INDIANAPOLIS, Ind. - An adult business is suing the City of Indianapolis after city officials blocked it from opening a store next to a Chuck-E-Cheese restaurant.
Hustler Hollywood was trying to move into the Castleton area. Representatives came to town to fight the Adult Services Establishment designation the City gave them. Hustler even pledged to keep certain words and images off their signs and make it more "family friendly," but the Board of Zoning Appeals still felt they would be an Adult Entertainment Store.
Now the business is taking legal action suing the City for damages saying Hustler Hollywood had already signed a 10-year lease and even began renovating.
Jonathan Eriksen of the Greater Allisonville Community Council feels the lawsuit is all for show.
"The idea that they’ve started renovations?

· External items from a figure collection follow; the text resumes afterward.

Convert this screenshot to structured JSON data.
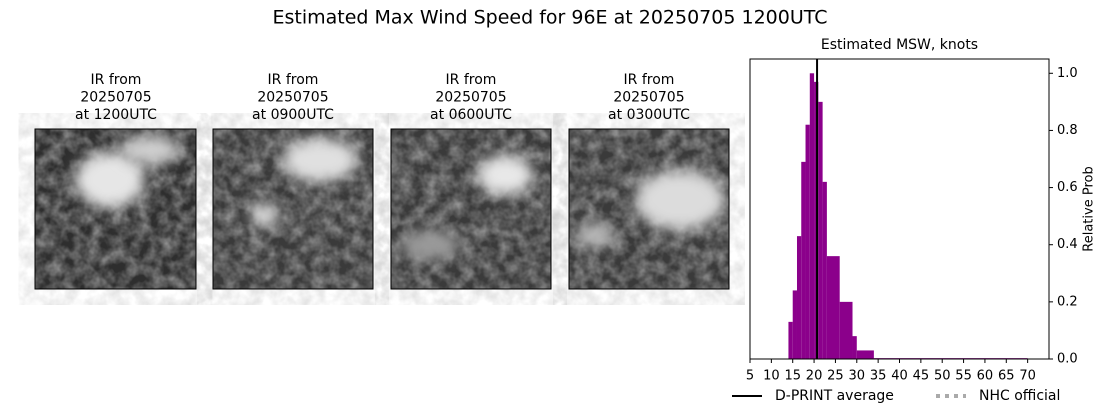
{
  "title": "Estimated Max Wind Speed for 96E at 20250705 1200UTC",
  "panels": [
    {
      "title_lines": [
        "IR from",
        "20250705",
        "at 1200UTC"
      ]
    },
    {
      "title_lines": [
        "IR from",
        "20250705",
        "at 0900UTC"
      ]
    },
    {
      "title_lines": [
        "IR from",
        "20250705",
        "at 0600UTC"
      ]
    },
    {
      "title_lines": [
        "IR from",
        "20250705",
        "at 0300UTC"
      ]
    }
  ],
  "chart_data": {
    "type": "histogram",
    "title": "Estimated MSW, knots",
    "y_label": "Relative Prob",
    "bins": [
      14,
      15,
      16,
      17,
      18,
      19,
      20,
      21,
      22,
      23,
      26,
      29,
      30,
      34,
      70
    ],
    "values": [
      0.13,
      0.24,
      0.43,
      0.69,
      0.82,
      1.0,
      0.97,
      0.9,
      0.62,
      0.36,
      0.2,
      0.08,
      0.03,
      0.003
    ],
    "color": "#8b008b",
    "xlim": [
      5,
      75
    ],
    "ylim": [
      0,
      1.05
    ],
    "xticks": [
      5,
      10,
      15,
      20,
      25,
      30,
      35,
      40,
      45,
      50,
      55,
      60,
      65,
      70
    ],
    "yticks": [
      {
        "value": 0,
        "label": "0.0"
      },
      0.2,
      0.4,
      0.6,
      0.8,
      {
        "value": 1,
        "label": "1.0"
      }
    ],
    "y_axis_side": "right",
    "lines": [
      {
        "name": "D-PRINT average",
        "x": 20.7,
        "color": "#000000",
        "style": "solid"
      },
      {
        "name": "NHC official",
        "color": "#aaaaaa",
        "style": "dotted"
      }
    ]
  }
}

I don’t know what they would’ve done. The building looks terrible," he said. "The City of Indianapolis can probably handle themselves. We are there and we’re ready to rally and we’re ready to show support for the positions that we’ve taken over the last few months."

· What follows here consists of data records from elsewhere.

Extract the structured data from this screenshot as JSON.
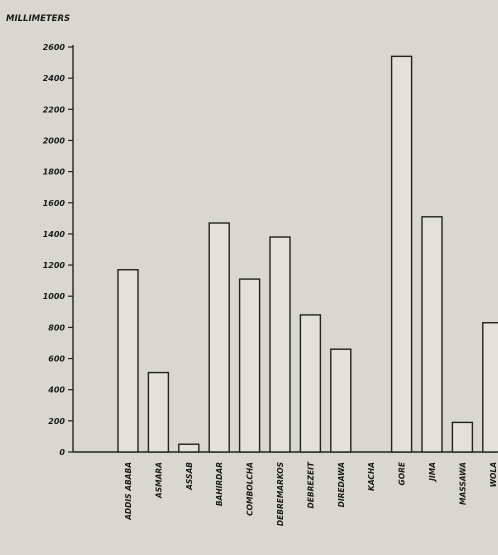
{
  "chart_data": {
    "type": "bar",
    "ylabel": "MILLIMETERS",
    "xlabel": "",
    "title": "",
    "ylim": [
      0,
      2600
    ],
    "yticks": [
      0,
      200,
      400,
      600,
      800,
      1000,
      1200,
      1400,
      1600,
      1800,
      2000,
      2200,
      2400,
      2600
    ],
    "ytick_labels": [
      "0",
      "200",
      "400",
      "600",
      "800",
      "1000",
      "1200",
      "1400",
      "1600",
      "1800",
      "2000",
      "2200",
      "2400",
      "2600"
    ],
    "categories": [
      "ADDIS ABABA",
      "ASMARA",
      "ASSAB",
      "BAHIRDAR",
      "COMBOLCHA",
      "DEBREMARKOS",
      "DEBREZEIT",
      "DIREDAWA",
      "KACHA",
      "GORE",
      "JIMA",
      "MASSAWA",
      "WOLA"
    ],
    "values": [
      1170,
      510,
      50,
      1470,
      1110,
      1380,
      880,
      660,
      0,
      2540,
      1510,
      190,
      830
    ],
    "grid": false,
    "legend": "none",
    "colors": {
      "bar_edge": "#222222",
      "bar_fill": "#e2e1da",
      "axis": "#222222",
      "background": "#d9d8d0"
    }
  }
}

Eriksen worked with Republican Councilor Christine Scales to fight the Hustler Hollywood store. In a statement to FOX59 News, Scales criticized the lawsuit.

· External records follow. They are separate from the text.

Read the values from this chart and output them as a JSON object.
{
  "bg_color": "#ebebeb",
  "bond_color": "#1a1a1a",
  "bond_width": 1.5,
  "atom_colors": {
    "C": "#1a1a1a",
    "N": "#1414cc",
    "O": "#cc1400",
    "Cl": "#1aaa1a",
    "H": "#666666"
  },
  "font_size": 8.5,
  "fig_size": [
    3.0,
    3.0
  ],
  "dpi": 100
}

"I question the grounds for the suit. If Hustler did not receive the permits they requested, as the city put them on hold, they shouldn't have commenced with any work. It is thus their own fault if they lost money due to "work already begun". Also, if in their attempt to prove Indpls zoning laws unconstitutional, and win, then in effect Indianapolis- and no other city, can have any zoning laws. And-I'm not sure their case wouldn't be thrown out until they have exhausted the appeals process available to parties who wish to challenge the BZA decision. Our zoning appeals process only allows for one option following a negative decision from the BZA-an appeal to a judge."
We reached out to attorneys for Hustler and are still waiting for a comment.